Journalisten und Gewerkschafter kämpfen weiter für Demokratie
Erdogan habe Rache geübt, damit Wahrheiten nicht veröffentlicht werden. Er habe auch gewählte Parlamentarier und Bürgermeister festnehmen lassen. Doch Journalisten und Gewerkschafter kämpften weiter für Rechtsstaatlichkeit, Freiheit und Demokratie: „Wir haben immer wieder Mut gegen Faschismus und Diktatur bewiesen.“
„Die Türkei steuert ungebremst und frontal einem diktatorischen Präsidialsystem zu“, sagte Alev Bahadir, die als freie Journalistin für den Sender Hayatin Sesi TV gearbeitet hatte. Der Journalistenberuf sei in der Türkei zu einer der gefährlichsten Beschäftigungen überhaupt geworden. Seit dem Putschversuch räume Präsident Erdogan knallhart auf. „Universale Grund- und Menschenrechte in der Türkei werden per Dekret verletzt. Das kann und darf nicht geduldet werden“, sagte Bahadir.

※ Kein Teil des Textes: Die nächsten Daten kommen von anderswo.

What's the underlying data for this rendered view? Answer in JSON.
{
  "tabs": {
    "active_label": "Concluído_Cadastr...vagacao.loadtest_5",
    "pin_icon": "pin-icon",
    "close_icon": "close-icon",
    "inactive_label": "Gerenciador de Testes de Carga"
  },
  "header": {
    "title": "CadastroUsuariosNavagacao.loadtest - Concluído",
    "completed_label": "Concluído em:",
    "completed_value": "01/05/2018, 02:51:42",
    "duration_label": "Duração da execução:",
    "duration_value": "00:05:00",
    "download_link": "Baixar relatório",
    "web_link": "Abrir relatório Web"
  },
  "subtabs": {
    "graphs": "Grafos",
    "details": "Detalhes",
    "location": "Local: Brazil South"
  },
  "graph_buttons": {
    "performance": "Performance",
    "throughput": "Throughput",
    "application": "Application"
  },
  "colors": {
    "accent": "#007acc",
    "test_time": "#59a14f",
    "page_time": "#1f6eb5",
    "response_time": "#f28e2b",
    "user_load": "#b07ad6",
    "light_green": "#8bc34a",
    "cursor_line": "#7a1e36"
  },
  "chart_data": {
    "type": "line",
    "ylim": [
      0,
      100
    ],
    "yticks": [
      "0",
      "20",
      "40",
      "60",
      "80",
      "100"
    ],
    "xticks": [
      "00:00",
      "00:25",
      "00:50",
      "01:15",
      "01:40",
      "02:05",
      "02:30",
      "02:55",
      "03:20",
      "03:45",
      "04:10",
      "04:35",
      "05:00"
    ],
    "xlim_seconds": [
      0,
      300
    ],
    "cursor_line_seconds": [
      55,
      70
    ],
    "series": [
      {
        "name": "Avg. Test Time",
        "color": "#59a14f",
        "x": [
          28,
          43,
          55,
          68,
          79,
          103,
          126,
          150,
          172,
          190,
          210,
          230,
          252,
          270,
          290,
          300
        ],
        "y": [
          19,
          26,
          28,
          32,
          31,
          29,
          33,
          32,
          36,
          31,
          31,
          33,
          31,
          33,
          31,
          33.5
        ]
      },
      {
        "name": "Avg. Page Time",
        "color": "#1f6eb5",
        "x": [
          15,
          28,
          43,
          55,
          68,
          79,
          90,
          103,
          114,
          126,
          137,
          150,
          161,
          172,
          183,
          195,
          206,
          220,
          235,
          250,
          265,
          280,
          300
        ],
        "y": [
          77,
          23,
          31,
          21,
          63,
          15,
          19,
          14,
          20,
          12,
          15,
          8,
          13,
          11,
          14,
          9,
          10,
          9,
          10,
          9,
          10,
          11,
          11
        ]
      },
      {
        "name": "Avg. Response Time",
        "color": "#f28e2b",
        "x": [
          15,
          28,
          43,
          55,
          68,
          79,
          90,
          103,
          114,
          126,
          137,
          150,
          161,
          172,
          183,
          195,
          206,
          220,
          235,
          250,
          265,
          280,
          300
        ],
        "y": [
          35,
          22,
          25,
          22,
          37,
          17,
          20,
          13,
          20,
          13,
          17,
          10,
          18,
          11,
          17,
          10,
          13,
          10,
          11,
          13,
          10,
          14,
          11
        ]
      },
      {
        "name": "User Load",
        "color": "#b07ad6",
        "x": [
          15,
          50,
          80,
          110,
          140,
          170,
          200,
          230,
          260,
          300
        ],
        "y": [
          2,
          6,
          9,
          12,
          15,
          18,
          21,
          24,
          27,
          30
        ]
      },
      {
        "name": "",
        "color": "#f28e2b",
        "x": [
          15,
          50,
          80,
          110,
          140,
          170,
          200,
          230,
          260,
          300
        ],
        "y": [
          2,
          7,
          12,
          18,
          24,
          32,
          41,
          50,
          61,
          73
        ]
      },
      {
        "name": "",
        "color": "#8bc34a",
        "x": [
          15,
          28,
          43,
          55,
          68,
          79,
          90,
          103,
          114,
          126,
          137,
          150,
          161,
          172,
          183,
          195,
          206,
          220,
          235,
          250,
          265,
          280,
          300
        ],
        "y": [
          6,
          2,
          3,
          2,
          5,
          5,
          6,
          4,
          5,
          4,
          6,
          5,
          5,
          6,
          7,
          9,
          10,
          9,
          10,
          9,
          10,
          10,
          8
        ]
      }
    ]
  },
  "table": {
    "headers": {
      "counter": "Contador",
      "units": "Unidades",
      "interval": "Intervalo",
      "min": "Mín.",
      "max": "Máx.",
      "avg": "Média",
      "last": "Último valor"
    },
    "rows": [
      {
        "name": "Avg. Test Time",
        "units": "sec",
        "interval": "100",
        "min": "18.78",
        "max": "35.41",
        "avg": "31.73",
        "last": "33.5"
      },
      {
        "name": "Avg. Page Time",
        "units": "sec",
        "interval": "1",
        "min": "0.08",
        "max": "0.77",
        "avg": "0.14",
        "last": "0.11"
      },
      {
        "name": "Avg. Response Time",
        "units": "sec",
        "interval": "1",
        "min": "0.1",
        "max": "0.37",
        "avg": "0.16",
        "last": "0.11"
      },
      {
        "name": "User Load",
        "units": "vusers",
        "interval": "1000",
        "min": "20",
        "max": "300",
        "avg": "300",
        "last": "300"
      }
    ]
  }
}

„Das Schulterklopfen mit Erdogan muss aufhören“
Sie forderte von der Bundesregierung und der EU, klar Position zu beziehen und jegliche Beziehungen und Zusammenarbeit mit der türkischen Regierung auf Eis zu legen, solange in der Türkei der Ausnahmezustand herrscht: „Gleichzeitig fordern wir die Bundesregierung auf, die Rüstungsexporte in die Türkei zu stoppen und vollständig einzustellen.“ Das Schulterklopfen zwischen den beiden Regierungen müsse aufhören und die EU-Beitrittsverhandlungen müssten abgebrochen werden. Kritik und Protest dürften keine Lippenbekenntnisse bleiben: „Die Presse- und Meinungsfreiheit gehören zu den wichtigsten Gütern einer Demokratie.“
Leyla Abay, Mitarbeiterin des verbotenen Radiosenders Özgür Radyo, schilderte die Repressionen und forderte Pressefreiheit und die Freilassung der inhaftierten JournalistInnen in der Türkei (siehe auch unser Interview Erdogan muss die Inhaftierten freilassen). Die AKP-Regierung habe den gescheiterten Putschversuch dazu genutzt, alle Oppositionellen zu verfolgen.
Türkische Journalisten zahlen einen hohen Preis
Ihr Mann Necati Abay sprach als Vertreter der Solidaritätsplattform mit inhaftierten Journalisten im Exil. Er selbst war in der Türkei als Journalist mehrfach inhaftiert und wurde zu hohen Haftstrafen verurteilt. Seit vier Jahren lebt er als anerkannter politisch Verfolgter in Deutschland. Er erinnerte auch an getötete Journalisten. „Wir alle zahlen für die Pressefreiheit einen sehr hohen Preis“, sagte er. Doch ohne sie gebe es keine Demokratie – „nur den Faschismus von Erdogan“. In der Türkei würden Menschen terrorisiert, verhaftet und gefoltert. Es herrsche „totale Willkür“. Angela Merkel solle die Abmachungen mit Erdogan aufkündigen, forderte er.
Zuletzt dankte Ali Güler von TV 10 Verdi und der dju, die Sache in die Hand genommen und die Kundgebung organisiert zu haben. „Es wird versucht, die Medien in der Türkei schrittweise gleichzuschalten“, warnte er. Um das zu verhindern, bedürfe es internationaler Solidarität.